Since El Mal Querer (2018) propelled her onto the global stage, Rosalía has continuously blurred the lines between flamenco, experimental pop, and electronic music. Motomami (2022) cemented her status as a radical innovator, while LUX—hailed by several outlets as one of the standout albums of 2025—marks a new chapter: more lyrical, more theatrical, and more focused on vocal performance. The Lux Tour offers audiences the first opportunity to experience most of these tracks live.

🎭 A Five‑Act Production Built Like a Contemporary Opera

The concert unfolds across five acts, each with its own aesthetic: baroque costumes, classical‑painting‑inspired tableaux, ballet‑infused choreography, and architectural projections. Rosalía appears alternately as a modern Marie‑Antoinette, a prima ballerina, or a near‑mythological figure. Her reinterpretation of Can’t Take My Eyes Off You, staged like a living portrait, perfectly illustrates this ambition to create a pop opera where each song becomes a scene.

🕺 A Setlist That Bridges New Material and Cult Favorites

The Lyon setlist—expected to be similar in Paris—alternates between LUX tracks (Divinize, Porcelana, La Perla) and fan favourites from Motomami (Saoko, Bizcochito, Despechá). One of the most anticipated moments remains Berghain, already iconic since her BRIT Awards performance, where Rosalía fuses operatic vocal runs with gabber‑techno intensity. A more intimate interlude includes Dios Es un Stalker and CUUUUuuuuuute, before an explosive final act leading to the encore Magnolias.

🌟 Paris Set for Two Nights of High‑Voltage Performance

The upcoming shows on 18 and 20 March 2026 at Accor Arena promise to be among the highlights of the Paris concert season. After a unanimously praised opening night, all signs point to Rosalía delivering performances in Paris that are as spectacular as they are meticulously crafted. For fans, it will be a rare chance to experience LUX in its full theatrical dimension—an evolving, living work shaped by movement, voice, and visual storytelling.
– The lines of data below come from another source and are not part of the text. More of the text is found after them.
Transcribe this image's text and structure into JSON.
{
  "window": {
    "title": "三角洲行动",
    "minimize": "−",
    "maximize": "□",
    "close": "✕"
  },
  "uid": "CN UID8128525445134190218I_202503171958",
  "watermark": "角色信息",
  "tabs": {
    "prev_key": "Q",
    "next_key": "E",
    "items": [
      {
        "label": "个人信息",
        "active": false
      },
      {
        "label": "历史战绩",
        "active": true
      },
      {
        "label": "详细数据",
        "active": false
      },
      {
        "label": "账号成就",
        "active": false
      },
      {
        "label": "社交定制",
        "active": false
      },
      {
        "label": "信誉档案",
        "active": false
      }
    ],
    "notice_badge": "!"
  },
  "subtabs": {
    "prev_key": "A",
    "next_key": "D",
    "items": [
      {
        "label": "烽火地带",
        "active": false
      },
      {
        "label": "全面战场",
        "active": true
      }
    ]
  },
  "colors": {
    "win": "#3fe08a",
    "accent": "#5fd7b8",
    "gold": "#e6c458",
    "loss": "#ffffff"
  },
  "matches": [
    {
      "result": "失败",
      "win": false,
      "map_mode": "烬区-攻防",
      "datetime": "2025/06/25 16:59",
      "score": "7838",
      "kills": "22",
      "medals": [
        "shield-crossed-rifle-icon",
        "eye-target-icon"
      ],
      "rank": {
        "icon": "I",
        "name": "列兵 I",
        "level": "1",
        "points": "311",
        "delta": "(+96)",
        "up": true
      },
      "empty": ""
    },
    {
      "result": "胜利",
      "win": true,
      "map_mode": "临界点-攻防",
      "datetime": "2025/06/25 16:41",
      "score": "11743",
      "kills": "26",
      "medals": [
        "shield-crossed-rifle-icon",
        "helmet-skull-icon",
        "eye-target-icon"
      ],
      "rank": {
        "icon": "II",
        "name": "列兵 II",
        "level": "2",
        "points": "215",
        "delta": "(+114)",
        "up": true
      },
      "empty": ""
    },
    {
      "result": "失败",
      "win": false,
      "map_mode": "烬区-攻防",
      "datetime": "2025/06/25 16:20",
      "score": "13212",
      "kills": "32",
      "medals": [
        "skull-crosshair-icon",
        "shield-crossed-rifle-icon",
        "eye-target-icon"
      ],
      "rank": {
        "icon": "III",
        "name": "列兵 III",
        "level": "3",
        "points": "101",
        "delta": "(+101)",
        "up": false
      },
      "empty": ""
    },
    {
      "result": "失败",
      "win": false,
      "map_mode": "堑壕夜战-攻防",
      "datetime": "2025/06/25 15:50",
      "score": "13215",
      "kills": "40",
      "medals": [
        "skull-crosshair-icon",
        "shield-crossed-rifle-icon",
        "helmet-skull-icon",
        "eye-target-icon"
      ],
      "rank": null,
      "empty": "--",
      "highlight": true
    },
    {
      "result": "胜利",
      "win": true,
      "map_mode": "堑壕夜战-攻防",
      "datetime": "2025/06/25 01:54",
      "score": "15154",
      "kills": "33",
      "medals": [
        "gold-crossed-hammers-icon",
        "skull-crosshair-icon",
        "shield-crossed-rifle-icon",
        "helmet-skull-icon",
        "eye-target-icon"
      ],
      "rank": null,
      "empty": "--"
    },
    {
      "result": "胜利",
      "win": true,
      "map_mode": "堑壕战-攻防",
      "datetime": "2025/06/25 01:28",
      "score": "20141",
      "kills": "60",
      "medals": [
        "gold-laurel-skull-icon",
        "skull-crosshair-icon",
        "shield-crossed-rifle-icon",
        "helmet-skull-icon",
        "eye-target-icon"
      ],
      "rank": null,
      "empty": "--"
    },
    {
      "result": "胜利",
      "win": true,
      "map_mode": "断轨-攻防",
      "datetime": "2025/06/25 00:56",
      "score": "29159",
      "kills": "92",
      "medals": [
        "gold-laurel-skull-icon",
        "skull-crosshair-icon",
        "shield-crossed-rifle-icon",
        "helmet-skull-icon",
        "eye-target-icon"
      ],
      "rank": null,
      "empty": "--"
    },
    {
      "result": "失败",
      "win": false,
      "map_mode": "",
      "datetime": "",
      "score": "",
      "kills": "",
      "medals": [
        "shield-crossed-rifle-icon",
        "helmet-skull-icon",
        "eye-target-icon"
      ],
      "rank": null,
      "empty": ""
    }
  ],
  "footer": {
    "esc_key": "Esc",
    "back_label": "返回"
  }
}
#RosaliaLuxTour 💫 #ParisConcerts 🎤 #LUXEra 🌌 #OperaPop 🩰 #LiveInParis 🔊

Rosalía in Paris

The Hidden Relics of LUX
One of the most intriguing elements of the Lux Tour is a detail almost no one notices on first viewing: each act is built around a different “sacred object” that Rosalía keeps hidden in the scenography, symbolic anchors she used during the album’s creation. In Act I, the white box she emerges from contains a fragment of a broken mirror she kept in her studio while writing LUX, a quiet metaphor for identity shattered and rebuilt. In Act III, the baroque tableau hides a small silver medallion, a discreet homage to her grandmother’s jewelry and the album’s fascination with lineage and inheritance. And in the final act, the spotlight during Focu ’ranni is calibrated to reveal a tiny embroidered motif on her costume, inspired by Catalan liturgical textiles she studied during her research. None of these objects are explained or highlighted; they form a private mythology woven into the show, grounding a high‑tech production in something intimate, tactile, and almost devotional.